Image Courtesy of Flickr.

In the gloomy hours of the night, a hungry pit viper finds itself in search of a meal. Despite the darkness, the snake’s ability to locate its prey is strong and precise without visual cues. How is this possible? The viper utilizes a unique sensory system—a thermal imaging pit organ where neurons embedded in a tissue at the back of the pit can detect temperature changes as small as one milli-Kelvin, exposing all of the snake’s nearby food options.

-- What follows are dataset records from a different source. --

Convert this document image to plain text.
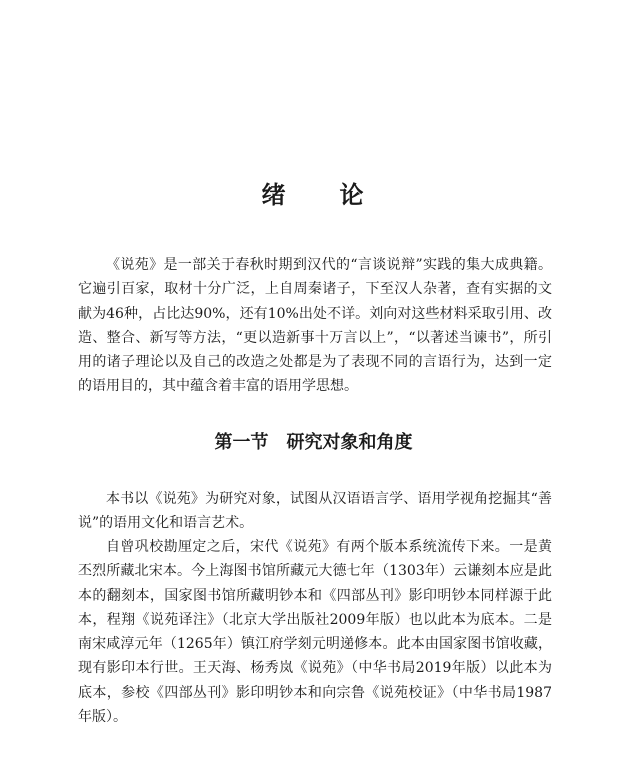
绪　　论

《说苑》是一部关于春秋时期到汉代的“言谈说辩”实践的集大成典籍。它遍引百家，取材十分广泛，上自周秦诸子，下至汉人杂著，查有实据的文献为46种，占比达90%，还有10%出处不详。刘向对这些材料采取引用、改造、整合、新写等方法，“更以造新事十万言以上”，“以著述当谏书”，所引用的诸子理论以及自己的改造之处都是为了表现不同的言语行为，达到一定的语用目的，其中蕴含着丰富的语用学思想。

第一节　研究对象和角度

本书以《说苑》为研究对象，试图从汉语语言学、语用学视角挖掘其“善说”的语用文化和语言艺术。

自曾巩校勘厘定之后，宋代《说苑》有两个版本系统流传下来。一是黄丕烈所藏北宋本。今上海图书馆所藏元大德七年（1303年）云谦刻本应是此本的翻刻本，国家图书馆所藏明钞本和《四部丛刊》影印明钞本同样源于此本，程翔《说苑译注》（北京大学出版社2009年版）也以此本为底本。二是南宋咸淳元年（1265年）镇江府学刻元明递修本。此本由国家图书馆收藏，现有影印本行世。王天海、杨秀岚《说苑》（中华书局2019年版）以此本为底本，参校《四部丛刊》影印明钞本和向宗鲁《说苑校证》（中华书局1987年版）。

In a recent study, Yale physicists Isabella Graf and Benjamin Machta were interested in understanding how these sensory organs could detect such small temperature changes. Using statistical physics concepts and information theory, the researchers constructed a simple mathematical model that describes the basic parameters of infrared sensing. “Our model focuses on how information in temperature-sensitive ion channels is aggregated into a collective neural response,” Graf said. “We have a mathematical equation for how these channels influence voltage dynamics in single neurons. We use rather simple dynamic equations that don’t depend on space, but just on time.”Many biological sensory systems can detect small changes, meaning that the scientists’ model may have applications outside of the pit viper study. There are numerous examples where it’s important to recognize the use of a feedback system for sensory adaptation—for instance, in bacteria like E. coli, which can sense and move towards certain chemicals in their environment. The researchers aim to answer questions of how collective sensory organs can detect what individual senses can’t catch on their own—a striking example of biological innovation.